Piezoresistive Properties of Heavily Dopedn-Type Silicon

Abstract

The piezoresistance effect has been studied in $n$-type silicon over the impurity concentration range from approximately 1×${10}^{15}$ to 1×${10}^{20}$ ${\mathrm{cm}}^{-3\mathrm{}}$. From the analysis of the results, it is concluded that for Fermi energies up to 0.08 eV above the band edge, the total number of states below the Fermi level is correctly given by assuming that the band is parabolic with a density-of-states effective mass equal to that found in pure silicon. The qualitative dependence of the mobility anisotropy on impurity concentration and temperature is determined from the piezoresistance results.
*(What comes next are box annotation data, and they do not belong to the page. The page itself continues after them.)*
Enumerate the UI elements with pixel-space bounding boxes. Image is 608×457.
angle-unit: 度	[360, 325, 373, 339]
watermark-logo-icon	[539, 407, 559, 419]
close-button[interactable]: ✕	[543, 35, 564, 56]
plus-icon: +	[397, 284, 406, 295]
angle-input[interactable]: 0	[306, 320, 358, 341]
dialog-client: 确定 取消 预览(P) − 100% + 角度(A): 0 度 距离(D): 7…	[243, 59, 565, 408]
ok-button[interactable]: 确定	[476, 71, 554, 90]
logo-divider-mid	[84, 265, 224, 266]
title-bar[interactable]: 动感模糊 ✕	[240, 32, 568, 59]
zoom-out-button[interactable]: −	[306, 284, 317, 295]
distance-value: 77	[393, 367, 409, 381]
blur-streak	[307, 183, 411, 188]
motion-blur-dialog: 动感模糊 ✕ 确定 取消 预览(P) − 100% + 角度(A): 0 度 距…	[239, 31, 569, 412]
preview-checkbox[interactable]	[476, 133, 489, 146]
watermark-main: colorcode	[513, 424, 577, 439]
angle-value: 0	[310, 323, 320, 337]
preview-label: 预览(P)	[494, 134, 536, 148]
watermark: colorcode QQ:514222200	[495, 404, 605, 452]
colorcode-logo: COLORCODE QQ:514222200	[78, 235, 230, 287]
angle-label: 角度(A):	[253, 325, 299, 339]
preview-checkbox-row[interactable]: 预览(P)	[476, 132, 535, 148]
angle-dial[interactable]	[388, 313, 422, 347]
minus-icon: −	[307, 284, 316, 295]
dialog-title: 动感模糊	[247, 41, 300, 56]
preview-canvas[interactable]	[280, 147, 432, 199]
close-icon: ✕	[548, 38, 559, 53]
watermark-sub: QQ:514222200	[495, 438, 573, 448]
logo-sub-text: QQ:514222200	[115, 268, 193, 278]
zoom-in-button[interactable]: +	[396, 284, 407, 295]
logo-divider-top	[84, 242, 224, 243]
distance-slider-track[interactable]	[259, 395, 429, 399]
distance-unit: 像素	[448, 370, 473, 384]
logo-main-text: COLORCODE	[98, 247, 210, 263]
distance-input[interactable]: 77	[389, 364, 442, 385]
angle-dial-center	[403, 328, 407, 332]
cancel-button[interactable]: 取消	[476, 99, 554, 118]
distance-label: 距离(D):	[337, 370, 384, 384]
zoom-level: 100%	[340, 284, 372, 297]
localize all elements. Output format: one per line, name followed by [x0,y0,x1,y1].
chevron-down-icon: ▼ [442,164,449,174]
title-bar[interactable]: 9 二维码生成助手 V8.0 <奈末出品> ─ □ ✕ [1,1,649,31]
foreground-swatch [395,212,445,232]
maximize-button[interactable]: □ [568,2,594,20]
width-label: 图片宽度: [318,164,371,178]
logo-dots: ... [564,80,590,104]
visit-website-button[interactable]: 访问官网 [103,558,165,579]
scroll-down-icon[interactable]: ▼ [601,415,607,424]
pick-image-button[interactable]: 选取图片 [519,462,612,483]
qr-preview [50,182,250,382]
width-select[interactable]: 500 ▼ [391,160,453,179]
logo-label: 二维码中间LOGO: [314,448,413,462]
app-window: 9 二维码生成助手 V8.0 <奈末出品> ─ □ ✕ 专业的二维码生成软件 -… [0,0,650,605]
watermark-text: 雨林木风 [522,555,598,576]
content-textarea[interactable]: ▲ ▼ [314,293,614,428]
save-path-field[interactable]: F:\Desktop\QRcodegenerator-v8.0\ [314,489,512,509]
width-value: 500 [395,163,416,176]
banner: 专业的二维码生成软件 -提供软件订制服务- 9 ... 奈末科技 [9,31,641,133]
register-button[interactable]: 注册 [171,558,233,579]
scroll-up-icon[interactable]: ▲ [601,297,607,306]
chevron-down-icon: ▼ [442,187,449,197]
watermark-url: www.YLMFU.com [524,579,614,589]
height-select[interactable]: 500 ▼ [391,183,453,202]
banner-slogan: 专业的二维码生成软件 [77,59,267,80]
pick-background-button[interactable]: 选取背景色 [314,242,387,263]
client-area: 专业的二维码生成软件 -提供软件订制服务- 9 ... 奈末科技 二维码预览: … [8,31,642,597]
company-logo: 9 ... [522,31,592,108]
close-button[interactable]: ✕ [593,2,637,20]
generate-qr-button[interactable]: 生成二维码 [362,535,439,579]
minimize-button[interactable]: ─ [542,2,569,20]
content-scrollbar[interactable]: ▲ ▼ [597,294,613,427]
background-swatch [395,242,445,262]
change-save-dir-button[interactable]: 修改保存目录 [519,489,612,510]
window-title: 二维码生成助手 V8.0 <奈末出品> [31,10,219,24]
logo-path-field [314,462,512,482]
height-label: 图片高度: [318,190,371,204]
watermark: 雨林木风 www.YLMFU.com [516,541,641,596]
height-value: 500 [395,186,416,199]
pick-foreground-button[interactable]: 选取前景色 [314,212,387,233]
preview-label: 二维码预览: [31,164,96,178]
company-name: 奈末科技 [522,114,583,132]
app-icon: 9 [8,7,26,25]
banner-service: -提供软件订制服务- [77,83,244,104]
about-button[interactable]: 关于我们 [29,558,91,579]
From the temperature dependence of the coefficient ${\pi }_{11}$, it is concluded that the deformation potential in $n$-type silicon increases by approximately 25% between 77 and 300°K. Finally, the ${\pi }_{44}$ coefficient is found to increase with increasing impurity concentration at the highest concentrations. This behavior is attributed to the Fermi level approaching the energy of the conduction band at the [100] zone boundary in silicon having an electron concentration of the order of 1×${10}^{20}$ ${\mathrm{cm}}^{-3\mathrm{}}$.